Men have depicted greater desires than females in the sexual diversity. One research shows that, as compared to females, men tend to have four times more sexual partners. Women might have different perspectives than their male counterparts when getting into a temporary relationship. In addition, women are more probable to feel used in a short-term relationship, even though at times they cannot reasonably explain the reason why they feel so. On the other hand, men frequently feel no worries over even a large number of short-term relationships (Leitenberg & Henning, 1996).

Zurbriggen & Yost suggest that most of the differences in sexual fantasies between women and men stem from their life circumstance. The survey was aimed at finding out when women feel the strongest sexual attraction during the period of one year. The magnitude of women’s sexual aspiration vacillates depending on their menstrual cycle. Fluctuation in women’s sexual desires makes them experience sexual interest or preference in men who seem virile. The evolution theory explains different effects that evolution has had on mate choice in women and men. It suggests that men value the mate’s youthful and attractive look (Zurbriggen & Yost, 2004). In America, women have selected partners who earn fifty percent more than the men that were not selected. In many nations, a man who is not financially generous towards his female partner has established grounds for separation (Andersen & Cyranowski, 1992).

According to Brown & Sinclair, when choosing a mate, females exchange their beauty for resources. In his study, Waynforth reports that those women who choose rich husbands have got many children and have fewer chances of divorce, as compared to other women. In fact, women who have rich husbands are more satisfied with their marriage and take care of their husbands and children with no regrets. Therefore, the attractiveness of a woman is as important as a man’s resources (Brown & Sinclair, 1998). Additionally, women prefer less attractive men for long-term relationships provided the man is well-off. On the other hand, men prefer attractive women who have little or no resources. In fact, the most attractive men end up marrying the least attractive women who lacked spouses. This occurs because men do not like unattractive women, and women do not prefer attractive men. As compared to females, men have a permissive attitude towards casual, early sex and extramarital sex intercourse (Andersen & Cyranowski, 1992).

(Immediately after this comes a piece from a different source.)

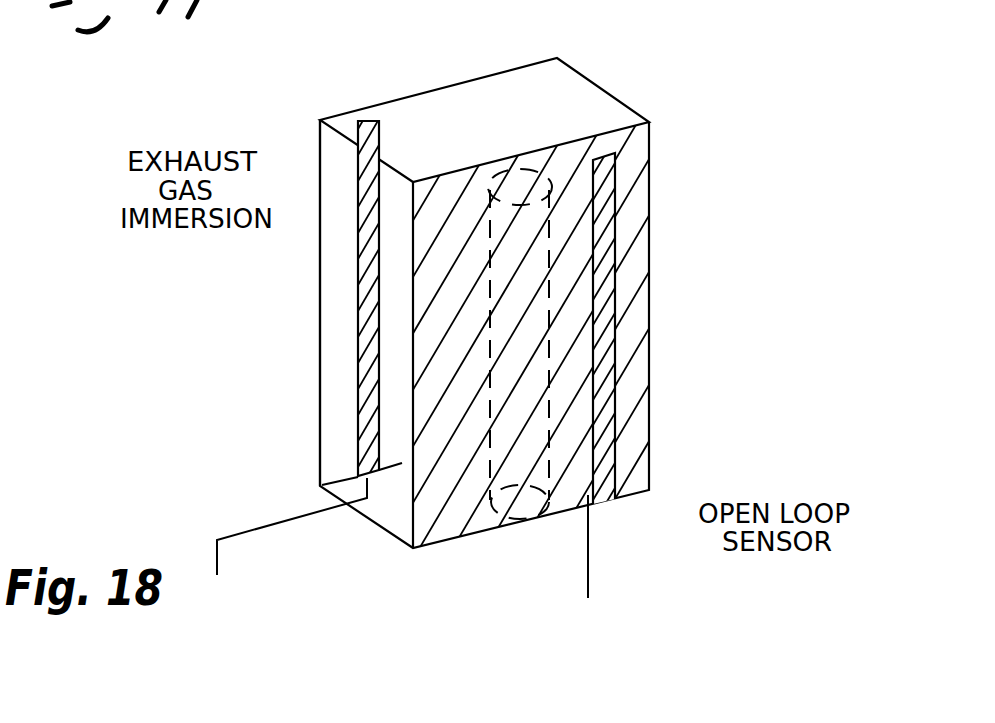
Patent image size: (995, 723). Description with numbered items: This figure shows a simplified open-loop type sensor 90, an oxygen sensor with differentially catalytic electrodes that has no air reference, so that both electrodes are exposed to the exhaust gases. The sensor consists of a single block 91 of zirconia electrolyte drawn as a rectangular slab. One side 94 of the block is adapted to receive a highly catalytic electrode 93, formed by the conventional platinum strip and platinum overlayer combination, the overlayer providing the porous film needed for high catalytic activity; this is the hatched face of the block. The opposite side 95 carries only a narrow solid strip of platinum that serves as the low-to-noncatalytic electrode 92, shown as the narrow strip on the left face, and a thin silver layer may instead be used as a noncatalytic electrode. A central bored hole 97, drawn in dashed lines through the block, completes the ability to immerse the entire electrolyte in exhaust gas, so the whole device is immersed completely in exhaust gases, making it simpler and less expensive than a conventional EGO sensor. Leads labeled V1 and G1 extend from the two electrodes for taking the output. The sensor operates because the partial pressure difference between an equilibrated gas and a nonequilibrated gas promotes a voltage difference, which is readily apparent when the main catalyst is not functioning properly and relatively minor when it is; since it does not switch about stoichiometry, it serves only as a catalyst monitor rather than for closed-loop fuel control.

In a study carried out in America, women were given men’s photographs and were asked to select future partners from the photographs. They were more attracted to the wealth of the men rather than their attractiveness. On the other hand, men selected women on the basis of their physical attraction. The women’s dressing was not considered. Therefore, men have a tendency towards visual arousal. According to some research, girls are dressed earlier than boys and taught how to behave in different situations. They dress properly to avoid arousing men at an inappropriate time. However, boys can remain naked until the age of ten since women are not visually aroused (Zurbriggen & Yost, 2004).

In conclusion, sexual similarities and differences between women and men are significant in their sexuality life and relationships. The understanding of the differences is crucial in the accomplishment of sexual satisfaction and enjoyment. Therefore, it is important to investigate gender differences in sexuality and give an explanation for them. Most scholars have come up with an agreement that evolution is the reason behind the differences in sexuality between men and women. Their research, results, and conclusions suggest that men and women evolved differently form a psychological point of view. Therefore, they have different sexual fantasies and attitudes towards sexuality. However, the researched conducted on gender sexuality is controversial. Some researchers such as Zurbriggen and Yost claim that there are no significant differences between genders as far as sexuality is concerned. These results also indicate that an important difference between men and women’s sexuality is based on arousal. However, the researchers do not indicate why women choose one sex if they are capable of being sexually aroused by both sexes.